Feb. 20 (Bloomberg) -- An Australian missionary was carrying Christian materials translated into Korean when he was detained in North Korea, his wife said.

The Feb. 18 detention of John Short, 75, was confirmed by the Australian foreign ministry yesterday and comes as the U.S. continues to push for the release of American missionary Kenneth Bae, who has been held in North Korea since late 2012. Neither Australia nor the U.S. have formal diplomatic relations with the North.

Short was prevented from returning to China, his wife Karen Short said by phone yesterday from the office of Christian Book Room, a Hong Kong-based group that seeks to spread the gospel in China.

“I hope they will release him,” she said. “He had Christian materials on him, which could be a reason.”

The arrest came a day after a United Nations commission published a report on human rights abuses in North Korea that said there is “almost complete denial” of freedom of religion and expression’’ in the country.

“The state considers the spread of Christianity a particularly serious threat, since it challenges ideologically the official personality cult and provides a platform for social and political organization and interaction outside the realm of the state,” the commission of inquiry on human rights in North Korea said in its report.

China Arrests

Originally from South Australia, John Short now lives in Hong Kong and has been arrested several times in China for “speaking out about brutality against Chinese Christians,” according to Gospel Attract, a Christian website.
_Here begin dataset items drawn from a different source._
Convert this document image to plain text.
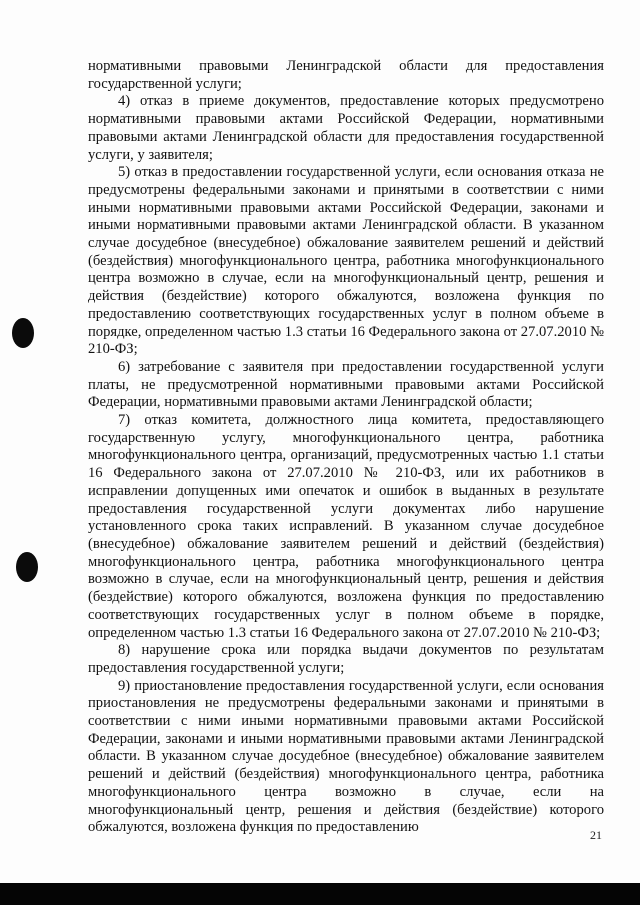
нормативными правовыми Ленинградской области для предоставления государственной услуги;

4) отказ в приеме документов, предоставление которых предусмотрено нормативными правовыми актами Российской Федерации, нормативными правовыми актами Ленинградской области для предоставления государственной услуги, у заявителя;

5) отказ в предоставлении государственной услуги, если основания отказа не предусмотрены федеральными законами и принятыми в соответствии с ними иными нормативными правовыми актами Российской Федерации, законами и иными нормативными правовыми актами Ленинградской области. В указанном случае досудебное (внесудебное) обжалование заявителем решений и действий (бездействия) многофункционального центра, работника многофункционального центра возможно в случае, если на многофункциональный центр, решения и действия (бездействие) которого обжалуются, возложена функция по предоставлению соответствующих государственных услуг в полном объеме в порядке, определенном частью 1.3 статьи 16 Федерального закона от 27.07.2010 № 210-ФЗ;

6) затребование с заявителя при предоставлении государственной услуги платы, не предусмотренной нормативными правовыми актами Российской Федерации, нормативными правовыми актами Ленинградской области;

7) отказ комитета, должностного лица комитета, предоставляющего государственную услугу, многофункционального центра, работника многофункционального центра, организаций, предусмотренных частью 1.1 статьи 16 Федерального закона от 27.07.2010 № 210-ФЗ, или их работников в исправлении допущенных ими опечаток и ошибок в выданных в результате предоставления государственной услуги документах либо нарушение установленного срока таких исправлений. В указанном случае досудебное (внесудебное) обжалование заявителем решений и действий (бездействия) многофункционального центра, работника многофункционального центра возможно в случае, если на многофункциональный центр, решения и действия (бездействие) которого обжалуются, возложена функция по предоставлению соответствующих государственных услуг в полном объеме в порядке, определенном частью 1.3 статьи 16 Федерального закона от 27.07.2010 № 210-ФЗ;

8) нарушение срока или порядка выдачи документов по результатам предоставления государственной услуги;

9) приостановление предоставления государственной услуги, если основания приостановления не предусмотрены федеральными законами и принятыми в соответствии с ними иными нормативными правовыми актами Российской Федерации, законами и иными нормативными правовыми актами Ленинградской области. В указанном случае досудебное (внесудебное) обжалование заявителем решений и действий (бездействия) многофункционального центра, работника многофункционального центра возможно в случае, если на многофункциональный центр, решения и действия (бездействие) которого обжалуются, возложена функция по предоставлению	21
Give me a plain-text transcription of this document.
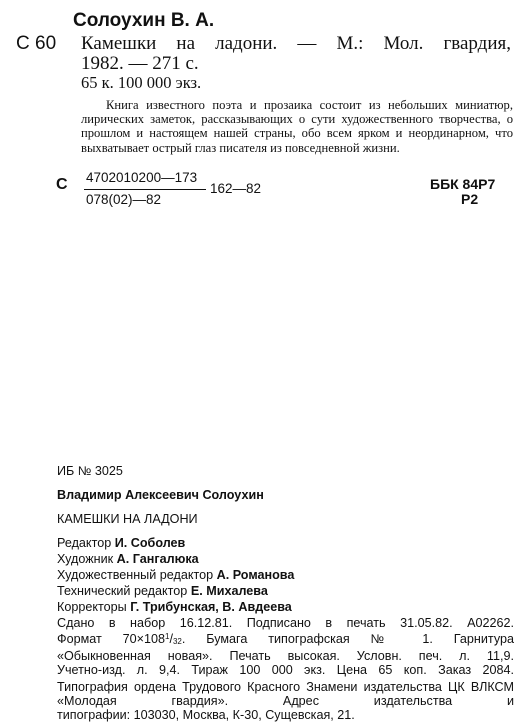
Солоухин В. А.
С 60 Камешки на ладони. — М.: Мол. гвардия,
1982. — 271 с.
65 к. 100 000 экз.
Книга известного поэта и прозаика состоит из небольших миниатюр, лирических заметок, рассказывающих о сути художественного творчества, о прошлом и настоящем нашей страны, обо всем ярком и неординарном, что выхватывает острый глаз писателя из повседневной жизни.
С 4702010200—173
078(02)—82
162—82	ББК 84Р7
Р2
ИБ № 3025
Владимир Алексеевич Солоухин
КАМЕШКИ НА ЛАДОНИ
Редактор И. Соболев
Художник А. Гангалюка
Художественный редактор А. Романова
Технический редактор Е. Михалева
Корректоры Г. Трибунская, В. Авдеева
Сдано в набор 16.12.81. Подписано в печать 31.05.82. А02262.
Формат $70\times 108^1/_{32}$. Бумага типографская № 1. Гарнитура
«Обыкновенная новая». Печать высокая. Условн. печ. л. 11,9.
Учетно-изд. л. 9,4. Тираж 100 000 экз. Цена 65 коп. Заказ 2084.
Типография ордена Трудового Красного Знамени издательства ЦК ВЛКСМ «Молодая гвардия». Адрес издательства и
типографии: 103030, Москва, К-30, Сущевская, 21.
It didn’t say whether he had interests in North Korea.

Australia is working with Swedish officials in North Korea to confirm if Short is safe, its foreign ministry said in an e-mailed statement. “Our capacity to deliver consular services there is extremely limited,” it said.

In December, North Korea released an 85-year-old U.S. veteran, Merrill E. Newman, after detaining him for more than a month on accusations of running a spy network set up during the 1950-53 Korean War. Tomorrow, North and South Korea will resume reunions of family members separated by that conflict, which ended in a truce and without a peace treaty.

North Korea has in recent years detained several Americans, including journalists and evangelists, charging them with illegal crossings or unspecified hostile acts. High-profile Americans such as former President Bill Clinton have flown to Pyongyang to secure their release. The North earlier this month rescinded its invitation for a U.S. envoy to travel to Pyongyang to discuss freeing Bae.